Chapter 947 is titled, “FLORIDA COMMISSION ON OFFENDER REVIEW; CONDITIONAL RELEASE; CONTROL RELEASE; PAROLE”
At what point can I get off of Registration Registry , I was Sentenced is the 1990 did 15 years probation, never been arrested for anything at all ?
Check with your attorney – generally 20 years after you complete all sanctions. If you completed probation in 2005; 2025 you can petition for removal.
Question would this apply regarding the next door website where they are deleting your account if the house hold is registered address on the FDLE. Website?
Yes, exactly! Next door CAN restrict access to their platform.

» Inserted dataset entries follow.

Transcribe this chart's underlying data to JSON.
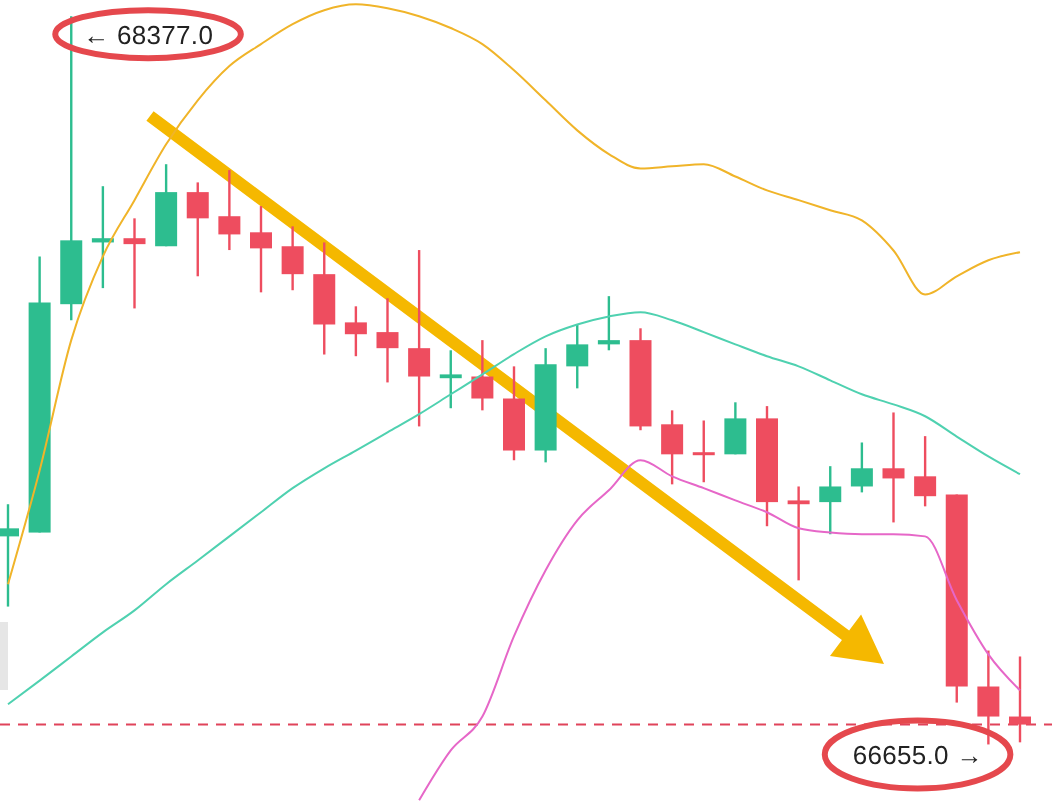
{
  "chart_data": {
    "type": "candlestick",
    "categories": [
      null,
      null,
      null,
      null,
      null,
      null,
      null,
      null,
      null,
      null,
      null,
      null,
      null,
      null,
      null,
      null,
      null,
      null,
      null,
      null,
      null,
      null,
      null,
      null,
      null,
      null,
      null,
      null,
      null,
      null,
      null,
      null,
      null
    ],
    "ohlc": [
      [
        67147,
        67223,
        66981,
        67166
      ],
      [
        67156,
        67809,
        67156,
        67700
      ],
      [
        67696,
        68377,
        67658,
        67847
      ],
      [
        67842,
        67975,
        67734,
        67852
      ],
      [
        67852,
        67899,
        67686,
        67838
      ],
      [
        67833,
        68027,
        67833,
        67961
      ],
      [
        67961,
        67984,
        67762,
        67899
      ],
      [
        67904,
        68013,
        67824,
        67861
      ],
      [
        67866,
        67928,
        67724,
        67828
      ],
      [
        67833,
        67880,
        67729,
        67767
      ],
      [
        67767,
        67842,
        67577,
        67648
      ],
      [
        67653,
        67691,
        67573,
        67625
      ],
      [
        67630,
        67710,
        67511,
        67592
      ],
      [
        67592,
        67824,
        67407,
        67525
      ],
      [
        67521,
        67587,
        67450,
        67530
      ],
      [
        67525,
        67611,
        67445,
        67473
      ],
      [
        67473,
        67549,
        67327,
        67350
      ],
      [
        67350,
        67592,
        67322,
        67554
      ],
      [
        67549,
        67648,
        67497,
        67601
      ],
      [
        67601,
        67715,
        67587,
        67611
      ],
      [
        67611,
        67639,
        67398,
        67407
      ],
      [
        67412,
        67445,
        67270,
        67341
      ],
      [
        67346,
        67421,
        67275,
        67341
      ],
      [
        67341,
        67464,
        67341,
        67426
      ],
      [
        67426,
        67455,
        67171,
        67228
      ],
      [
        67232,
        67265,
        67043,
        67223
      ],
      [
        67228,
        67313,
        67152,
        67265
      ],
      [
        67265,
        67369,
        67251,
        67308
      ],
      [
        67308,
        67440,
        67180,
        67284
      ],
      [
        67289,
        67384,
        67218,
        67242
      ],
      [
        67246,
        67246,
        66754,
        66792
      ],
      [
        66792,
        66877,
        66655,
        66721
      ],
      [
        66721,
        66863,
        66660,
        66702
      ]
    ],
    "series": [
      {
        "type": "line",
        "color": "#f0b429",
        "values": [
          67034,
          67303,
          67611,
          67809,
          67942,
          68074,
          68178,
          68259,
          68311,
          68358,
          68391,
          68405,
          68396,
          68377,
          68349,
          68311,
          68249,
          68178,
          68107,
          68051,
          68017,
          68022,
          68027,
          67998,
          67965,
          67942,
          67918,
          67894,
          67823,
          67719,
          67762,
          67800,
          67819
        ]
      },
      {
        "type": "line",
        "color": "#4fd1b0",
        "values": [
          66750,
          66806,
          66863,
          66920,
          66972,
          67034,
          67090,
          67147,
          67204,
          67261,
          67308,
          67350,
          67393,
          67436,
          67483,
          67530,
          67578,
          67620,
          67648,
          67667,
          67677,
          67658,
          67630,
          67601,
          67573,
          67549,
          67516,
          67483,
          67459,
          67431,
          67383,
          67336,
          67294
        ]
      },
      {
        "type": "line",
        "color": "#e667c8",
        "values": [
          null,
          null,
          null,
          null,
          null,
          null,
          null,
          null,
          null,
          null,
          null,
          null,
          null,
          66523,
          66641,
          66721,
          66911,
          67067,
          67185,
          67256,
          67327,
          67289,
          67261,
          67232,
          67204,
          67166,
          67156,
          67152,
          67152,
          67147,
          66996,
          66868,
          66783
        ]
      }
    ],
    "ylim": [
      66500,
      68420
    ],
    "ref_lines": [
      {
        "axis": "y",
        "value": 66702,
        "color": "#e0435a",
        "line_style": "dashed"
      }
    ],
    "annotations": [
      "← 68377.0",
      "66655.0 →"
    ]
  }
}
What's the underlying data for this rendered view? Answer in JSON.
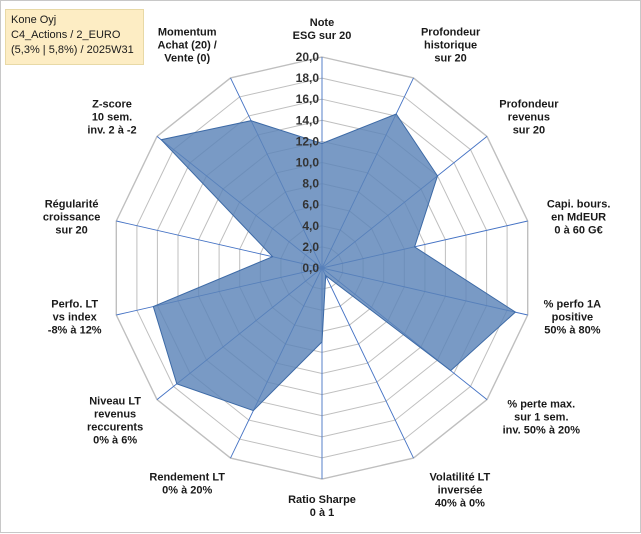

I am still a little confused. When someone is released from prison and they are listed on the registry, if they are also on probation but nothing is mentioned in their sentence about having limitations on their internet use, can the probation officer still forbid the person from using the internet or put limitations on their usage of the internet (assuming the internet usage follows the laws set up for all individuals)? Particularly if the person is not using social media?
Yes – you should consult with your lawyer about the conditions imposed by a PO.
In this situation, the only internet restriction I can envision would be, don’t use the internet to do something prohibited by the sentence or judgement order. I can’t imagine that there would be an outright ban on using the internet unless the judgment order says so.
You should have a copy of your husband’s order of probation. If not, you can get it from the clerk of courts for a nominal fee. Everything he can or cannot do is in that order.